If the person is trustworthy and warm
To differentiate if they have good or bad intentions
Competence and dominance
To determine if they have the physical abilities to act on their intentions
What is the Primacy effect ?
Explains how first impressions last
We tend to process information that come to us earlier as it is weighing more in our judgement than our later judgements.
What is the confirmation bias?
Tending to information that confirm our suspicions and not paying attention to things that disprove it.
Are first impressions accurate?
NOT accurate
We track their emotions and emotions are only momentary – they change
What is the transference of traits from people to meeting/seeing a new person?
Comparing them with someone you know – ex. Sister, roommate…
What is false consensus?
Idea that others are similar to us regarding beliefs, attitudes, behavioral tendencies
Ex. You are a liberal and you assume that the people you pass by on the street are too
What are stereotypes?
Beliefs schemas or associations that link whole groups of people with certain traits characteristics
Automatic associations or mental representations. Can be positive or negative. It is an association not necessarily a judgement
Can be accurate, sometimes based on a kernel of truth, sometimes inaccurate based on assumptions. Some are learned from personal experiences, family and culture
Perpetuated by the many experiences we’ve had in life growing up by the media
What are Attributions?
Inferences we make about the causes of behavior
What is the Attribution theory?
When making sense of others’ behavior, we can attribute (explain) their behavior to either
Dispositions or situations
What are dispositions in the attribution theory?
Internal factors such as traits, values, beliefs, skills and intentions
Their thoughts and personalities (inside person)
Ex. they are courageous, crazy
What are situations in the attribution theory?

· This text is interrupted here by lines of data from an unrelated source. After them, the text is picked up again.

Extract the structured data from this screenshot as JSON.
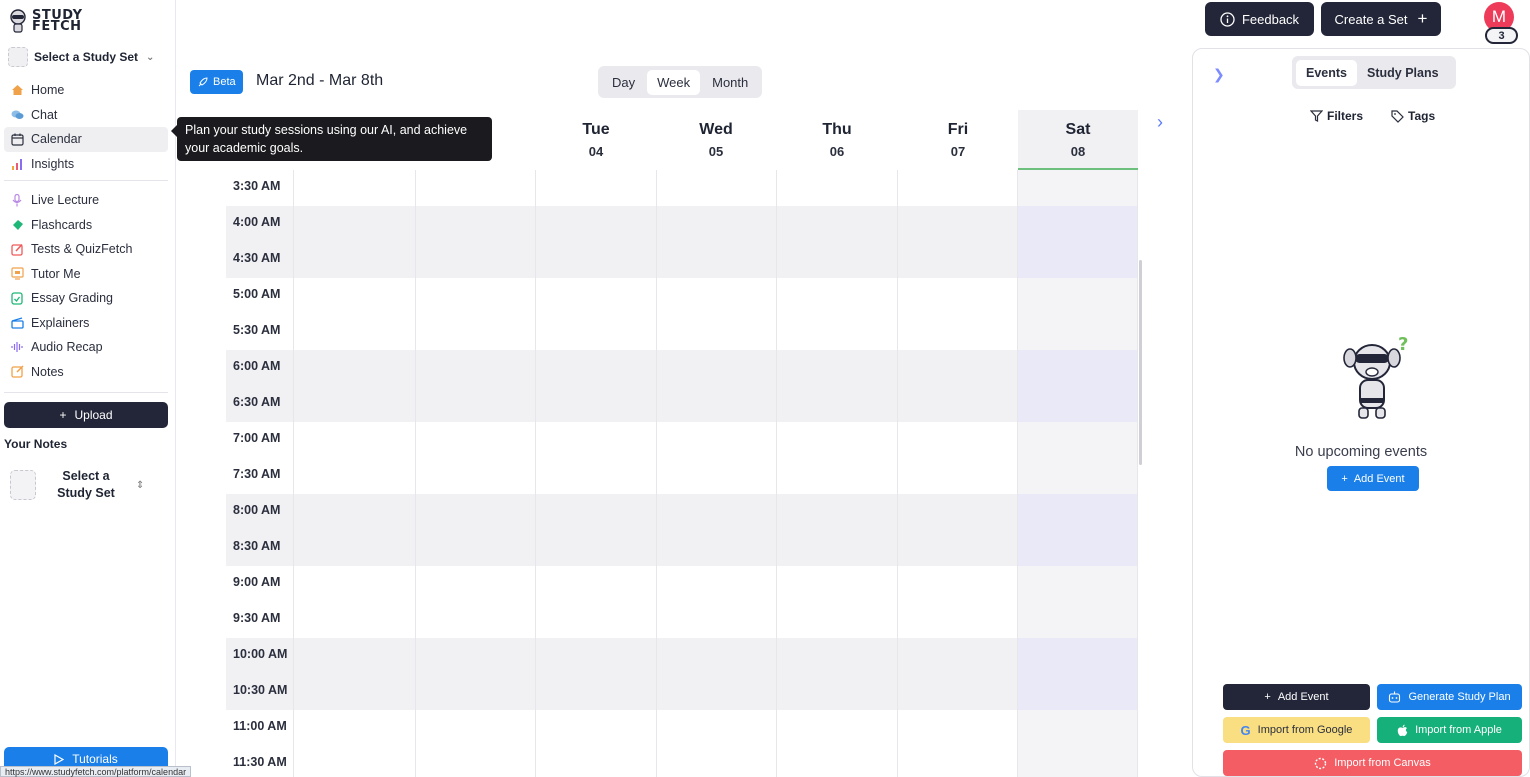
{
  "brand": {
    "logo_text_line1": "STUDY",
    "logo_text_line2": "FETCH"
  },
  "sidebar": {
    "study_set_label": "Select a Study Set",
    "nav_items": [
      {
        "label": "Home",
        "icon": "home-icon",
        "color": "#f0a24b"
      },
      {
        "label": "Chat",
        "icon": "chat-icon",
        "color": "#6aa7d8"
      },
      {
        "label": "Calendar",
        "icon": "calendar-icon",
        "color": "#2b2f3d"
      },
      {
        "label": "Insights",
        "icon": "insights-icon",
        "color": "#e85d75"
      },
      {
        "label": "Live Lecture",
        "icon": "microphone-icon",
        "color": "#b98ae3"
      },
      {
        "label": "Flashcards",
        "icon": "flashcards-icon",
        "color": "#1fb777"
      },
      {
        "label": "Tests & QuizFetch",
        "icon": "quiz-icon",
        "color": "#ef5a5a"
      },
      {
        "label": "Tutor Me",
        "icon": "tutor-icon",
        "color": "#f0a24b"
      },
      {
        "label": "Essay Grading",
        "icon": "essay-icon",
        "color": "#1fb777"
      },
      {
        "label": "Explainers",
        "icon": "explainers-icon",
        "color": "#1a7fe8"
      },
      {
        "label": "Audio Recap",
        "icon": "audio-icon",
        "color": "#8a6cf0"
      },
      {
        "label": "Notes",
        "icon": "notes-icon",
        "color": "#f0a24b"
      }
    ],
    "upload_label": "Upload",
    "your_notes_label": "Your Notes",
    "note_select_label": "Select a Study Set",
    "tutorials_label": "Tutorials",
    "status_url": "https://www.studyfetch.com/platform/calendar"
  },
  "tooltip": {
    "text": "Plan your study sessions using our AI, and achieve your academic goals."
  },
  "header": {
    "beta_label": "Beta",
    "date_range": "Mar 2nd - Mar 8th",
    "views": [
      "Day",
      "Week",
      "Month"
    ],
    "active_view": "Week"
  },
  "calendar": {
    "days": [
      {
        "dow": "Tue",
        "dom": "04"
      },
      {
        "dow": "Wed",
        "dom": "05"
      },
      {
        "dow": "Thu",
        "dom": "06"
      },
      {
        "dow": "Fri",
        "dom": "07"
      },
      {
        "dow": "Sat",
        "dom": "08",
        "selected": true
      }
    ],
    "times": [
      "3:30 AM",
      "4:00 AM",
      "4:30 AM",
      "5:00 AM",
      "5:30 AM",
      "6:00 AM",
      "6:30 AM",
      "7:00 AM",
      "7:30 AM",
      "8:00 AM",
      "8:30 AM",
      "9:00 AM",
      "9:30 AM",
      "10:00 AM",
      "10:30 AM",
      "11:00 AM",
      "11:30 AM"
    ]
  },
  "topbar": {
    "feedback_label": "Feedback",
    "create_set_label": "Create a Set",
    "avatar_initial": "M",
    "avatar_badge": "3",
    "avatar_color": "#ee3b5a"
  },
  "panel": {
    "tabs": [
      "Events",
      "Study Plans"
    ],
    "active_tab": "Events",
    "filters_label": "Filters",
    "tags_label": "Tags",
    "empty_text": "No upcoming events",
    "add_event_small_label": "Add Event",
    "buttons": {
      "add_event": "Add Event",
      "generate_plan": "Generate Study Plan",
      "import_google": "Import from Google",
      "import_apple": "Import from Apple",
      "import_canvas": "Import from Canvas"
    }
  },
  "colors": {
    "accent": "#1a7fe8",
    "dark": "#232638",
    "selected_day_line": "#6cbf7c"
  }
}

External factors such as events weather, aspects of a context, circumstances, other people’s actions, chance
Anything outside of the person
Ex. They lost a bet, they were paid…
What is Fundamental Attribution Error?
It is when people try to figure out the cause of another person’s behavior, in Western, individualistic cultures, people tend to
- Overestimate the impact of internal/dispositional influences
- Underestimate the impact of external/situational influences
Give an example of Fundamental Attribution error
Someone cuts in front of you when you are driving.
what we tend to think
- what a jerk
- he is such a bad driver
- he is so reckless
what we do not take into consideration
- he might be rushing to the hospital
- he is possibly sleep deprived
- it might be a side effect of a medication
What are the Collectivistic / INTERDEPENDENT cultures?
China, Japan, Latin America, Eastern Europe
Tend to value interdependence, cooperation and social harmony to a greater extent
Consider more both internal and external factors
What are the Individualistic / INDEPENDENT cultures ?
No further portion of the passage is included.